Las palabras, una tras otra, fueron socavando la frágil muralla que había construido. «Una miseria». «No te puedes rendir». «La vida está ahí fuera». Miró a Víctor, que dormitaba en el sofá, y luego su paleta de colores. Los cursos online, su felicidad recién descubierta, tenían un precio que su futura y menguada pensión no podría sufragar. La libertad que creía haber ganado dentro de su casa se reveló de repente como otra forma de prisión, una elegida por la necesidad y el miedo, pero prisión al fin.
Y así, con un suspiro que parecía salir de lo más profundo de sus huesos cansados, Clara volvió a atar los cordones de sus zapatos. No sin aprensión, con el corazón golpeándole el pecho como un pájaro asustado, abrió la puerta de su apartamento y volvió a salir a la calle.

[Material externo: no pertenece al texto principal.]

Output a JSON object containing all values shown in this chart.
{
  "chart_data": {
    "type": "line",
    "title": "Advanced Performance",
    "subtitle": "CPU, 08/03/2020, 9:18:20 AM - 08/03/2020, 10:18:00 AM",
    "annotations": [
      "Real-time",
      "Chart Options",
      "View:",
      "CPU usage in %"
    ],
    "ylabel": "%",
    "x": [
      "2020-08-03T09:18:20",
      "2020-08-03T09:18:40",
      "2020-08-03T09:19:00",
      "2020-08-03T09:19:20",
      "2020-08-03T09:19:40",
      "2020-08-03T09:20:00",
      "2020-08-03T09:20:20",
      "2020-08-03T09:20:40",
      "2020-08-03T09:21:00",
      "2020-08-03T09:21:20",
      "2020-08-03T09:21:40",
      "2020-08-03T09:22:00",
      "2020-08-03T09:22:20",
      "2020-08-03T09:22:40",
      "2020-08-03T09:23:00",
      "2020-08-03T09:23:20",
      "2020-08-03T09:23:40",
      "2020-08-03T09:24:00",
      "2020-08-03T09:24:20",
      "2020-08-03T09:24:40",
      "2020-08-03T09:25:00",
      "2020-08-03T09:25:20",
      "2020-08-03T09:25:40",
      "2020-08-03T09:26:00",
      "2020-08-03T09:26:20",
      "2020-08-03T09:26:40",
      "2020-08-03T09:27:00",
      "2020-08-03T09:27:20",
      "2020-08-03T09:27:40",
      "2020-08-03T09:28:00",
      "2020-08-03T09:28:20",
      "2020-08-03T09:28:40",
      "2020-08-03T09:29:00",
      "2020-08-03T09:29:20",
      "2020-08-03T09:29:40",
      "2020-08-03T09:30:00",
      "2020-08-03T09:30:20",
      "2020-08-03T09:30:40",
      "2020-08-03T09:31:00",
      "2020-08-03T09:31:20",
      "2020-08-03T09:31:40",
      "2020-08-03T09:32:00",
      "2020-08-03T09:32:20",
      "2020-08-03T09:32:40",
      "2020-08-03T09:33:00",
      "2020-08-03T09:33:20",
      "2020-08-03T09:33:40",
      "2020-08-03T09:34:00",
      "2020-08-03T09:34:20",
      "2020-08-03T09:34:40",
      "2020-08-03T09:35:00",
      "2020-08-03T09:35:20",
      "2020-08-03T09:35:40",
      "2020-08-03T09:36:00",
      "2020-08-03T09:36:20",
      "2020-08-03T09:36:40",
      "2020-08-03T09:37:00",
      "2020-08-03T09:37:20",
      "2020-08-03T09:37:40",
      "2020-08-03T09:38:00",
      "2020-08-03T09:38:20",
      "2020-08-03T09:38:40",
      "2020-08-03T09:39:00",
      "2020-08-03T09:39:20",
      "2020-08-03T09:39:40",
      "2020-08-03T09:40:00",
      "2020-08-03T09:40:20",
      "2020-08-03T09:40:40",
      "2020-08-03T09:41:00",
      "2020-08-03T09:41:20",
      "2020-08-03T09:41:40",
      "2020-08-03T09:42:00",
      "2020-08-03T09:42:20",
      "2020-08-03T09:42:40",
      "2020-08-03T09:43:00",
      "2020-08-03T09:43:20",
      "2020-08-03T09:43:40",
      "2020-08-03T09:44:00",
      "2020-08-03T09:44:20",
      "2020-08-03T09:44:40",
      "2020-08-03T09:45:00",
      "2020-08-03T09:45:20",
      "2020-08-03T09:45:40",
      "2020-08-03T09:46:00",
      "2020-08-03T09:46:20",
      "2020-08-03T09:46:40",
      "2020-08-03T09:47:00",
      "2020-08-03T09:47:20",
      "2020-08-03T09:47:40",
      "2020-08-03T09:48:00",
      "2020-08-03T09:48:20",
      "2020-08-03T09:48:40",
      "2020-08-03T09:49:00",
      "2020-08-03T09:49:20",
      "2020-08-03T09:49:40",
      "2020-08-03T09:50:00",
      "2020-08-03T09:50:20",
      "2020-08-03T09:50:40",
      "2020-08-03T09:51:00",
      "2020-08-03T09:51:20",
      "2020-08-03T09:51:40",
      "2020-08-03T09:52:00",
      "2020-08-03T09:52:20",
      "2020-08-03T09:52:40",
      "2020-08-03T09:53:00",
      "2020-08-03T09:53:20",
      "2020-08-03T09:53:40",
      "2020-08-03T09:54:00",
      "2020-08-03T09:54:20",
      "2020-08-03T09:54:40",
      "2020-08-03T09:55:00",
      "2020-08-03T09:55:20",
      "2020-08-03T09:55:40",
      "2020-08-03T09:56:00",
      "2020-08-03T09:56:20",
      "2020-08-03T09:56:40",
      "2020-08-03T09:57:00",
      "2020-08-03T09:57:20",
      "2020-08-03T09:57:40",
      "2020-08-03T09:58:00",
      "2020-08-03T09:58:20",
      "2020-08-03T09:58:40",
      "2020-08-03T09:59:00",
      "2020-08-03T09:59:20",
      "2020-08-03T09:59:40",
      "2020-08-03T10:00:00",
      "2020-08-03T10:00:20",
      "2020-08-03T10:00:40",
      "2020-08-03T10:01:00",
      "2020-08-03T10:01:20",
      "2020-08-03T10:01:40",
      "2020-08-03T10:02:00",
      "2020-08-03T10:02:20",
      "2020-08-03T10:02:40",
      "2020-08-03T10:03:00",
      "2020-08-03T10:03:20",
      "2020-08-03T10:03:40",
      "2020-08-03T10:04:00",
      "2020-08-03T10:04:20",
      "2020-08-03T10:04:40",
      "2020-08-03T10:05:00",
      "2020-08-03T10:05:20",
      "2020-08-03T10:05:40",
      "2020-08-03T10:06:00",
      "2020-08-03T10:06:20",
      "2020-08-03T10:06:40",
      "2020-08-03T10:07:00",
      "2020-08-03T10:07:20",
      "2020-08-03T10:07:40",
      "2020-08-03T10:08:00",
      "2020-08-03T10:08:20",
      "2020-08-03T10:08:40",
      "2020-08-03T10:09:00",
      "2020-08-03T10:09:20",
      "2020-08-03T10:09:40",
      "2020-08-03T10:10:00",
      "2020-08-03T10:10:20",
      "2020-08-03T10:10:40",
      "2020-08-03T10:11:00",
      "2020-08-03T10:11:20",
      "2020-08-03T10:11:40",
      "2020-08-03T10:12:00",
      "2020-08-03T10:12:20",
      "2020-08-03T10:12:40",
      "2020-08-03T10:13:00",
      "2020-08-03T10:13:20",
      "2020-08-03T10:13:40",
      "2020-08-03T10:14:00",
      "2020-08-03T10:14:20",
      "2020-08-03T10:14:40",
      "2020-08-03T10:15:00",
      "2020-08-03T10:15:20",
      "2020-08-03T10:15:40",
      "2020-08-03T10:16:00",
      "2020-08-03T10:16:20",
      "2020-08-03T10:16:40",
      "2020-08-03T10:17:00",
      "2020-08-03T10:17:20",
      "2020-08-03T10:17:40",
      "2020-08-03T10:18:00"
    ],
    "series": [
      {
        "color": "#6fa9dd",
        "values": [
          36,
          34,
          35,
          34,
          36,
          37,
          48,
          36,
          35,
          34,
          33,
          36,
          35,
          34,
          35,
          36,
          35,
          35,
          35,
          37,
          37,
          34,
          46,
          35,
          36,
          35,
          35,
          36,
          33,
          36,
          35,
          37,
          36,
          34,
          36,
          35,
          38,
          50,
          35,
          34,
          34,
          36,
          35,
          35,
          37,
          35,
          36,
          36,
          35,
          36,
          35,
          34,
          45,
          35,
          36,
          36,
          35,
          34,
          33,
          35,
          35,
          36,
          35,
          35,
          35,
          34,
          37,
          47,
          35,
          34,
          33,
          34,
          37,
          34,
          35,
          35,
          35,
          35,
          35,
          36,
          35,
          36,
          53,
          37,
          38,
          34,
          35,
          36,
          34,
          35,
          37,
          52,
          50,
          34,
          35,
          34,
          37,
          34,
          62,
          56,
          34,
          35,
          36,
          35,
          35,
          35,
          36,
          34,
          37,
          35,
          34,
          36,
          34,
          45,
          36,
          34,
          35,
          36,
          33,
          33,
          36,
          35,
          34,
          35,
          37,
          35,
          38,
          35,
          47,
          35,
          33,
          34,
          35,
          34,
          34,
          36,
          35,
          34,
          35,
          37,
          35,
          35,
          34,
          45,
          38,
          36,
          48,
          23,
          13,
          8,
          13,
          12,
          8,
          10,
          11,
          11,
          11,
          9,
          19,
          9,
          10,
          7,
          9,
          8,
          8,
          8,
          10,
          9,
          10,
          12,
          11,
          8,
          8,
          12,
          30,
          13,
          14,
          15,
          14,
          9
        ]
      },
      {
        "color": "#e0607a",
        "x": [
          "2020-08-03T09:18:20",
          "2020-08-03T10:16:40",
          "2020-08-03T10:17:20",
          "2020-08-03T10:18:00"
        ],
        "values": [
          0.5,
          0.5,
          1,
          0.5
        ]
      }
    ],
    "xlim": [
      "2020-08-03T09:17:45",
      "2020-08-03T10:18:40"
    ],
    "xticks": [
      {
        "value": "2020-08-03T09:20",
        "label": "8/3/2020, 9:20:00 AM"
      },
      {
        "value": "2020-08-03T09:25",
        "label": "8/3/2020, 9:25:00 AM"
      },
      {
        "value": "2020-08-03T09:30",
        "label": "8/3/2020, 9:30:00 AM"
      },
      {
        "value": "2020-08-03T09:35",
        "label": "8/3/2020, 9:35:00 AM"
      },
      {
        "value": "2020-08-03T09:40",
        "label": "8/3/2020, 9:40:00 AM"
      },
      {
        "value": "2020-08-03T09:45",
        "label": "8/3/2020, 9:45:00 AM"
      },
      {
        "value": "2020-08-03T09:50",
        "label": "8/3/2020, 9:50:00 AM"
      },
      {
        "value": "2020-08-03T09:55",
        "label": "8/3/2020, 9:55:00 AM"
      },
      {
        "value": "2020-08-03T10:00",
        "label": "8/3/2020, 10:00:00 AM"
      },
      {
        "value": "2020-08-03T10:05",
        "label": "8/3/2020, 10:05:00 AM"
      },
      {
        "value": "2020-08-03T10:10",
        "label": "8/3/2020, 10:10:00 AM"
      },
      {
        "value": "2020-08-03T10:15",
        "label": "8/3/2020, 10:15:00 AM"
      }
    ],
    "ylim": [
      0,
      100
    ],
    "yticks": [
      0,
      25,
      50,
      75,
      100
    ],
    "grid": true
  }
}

Los primeros paseos fueron cortos, siempre cerca de casa, con la mirada fija en el suelo, evitando las baldosas sueltas. Pero poco a poco, el mundo de los vivos la fue envolviendo de nuevo. Aceptó una cena, luego un café. Y, casi sin darse cuenta, ya estaba planeando viajes con los poetas, aquí y allá. Un fin de semana para una lectura colectiva, una escapada para conocer la casa de un escritor.
«No se podía rendir», se repetía, eco de la voz de su hermana. A veces, en la quietud de la noche, al volver a casa con los pies doloridos y el alma revuelta de ruido y caras nuevas, extrañaba la paz de su encierro. Pero entonces abría un nuevo cuaderno, uno que llevaba en el bolso, y anotaba un verso inspirado en la gente del tren, o mezclaba colores en un pequeño bloc para capturar el atardecer desde un mirador.
Había vuelto al mundo, a su vida de salidas y entradas. No por valentía, quizás, sino por pura necesidad. Pero se llevaba consigo la promesa de que, en los intersticios de ese ajetreo forzoso, siempre habría un espacio para la pintura, la escritura, y el ronroneo constante de Víctor, que la esperaba en casa, su verdadero y único refugio inexpugnable.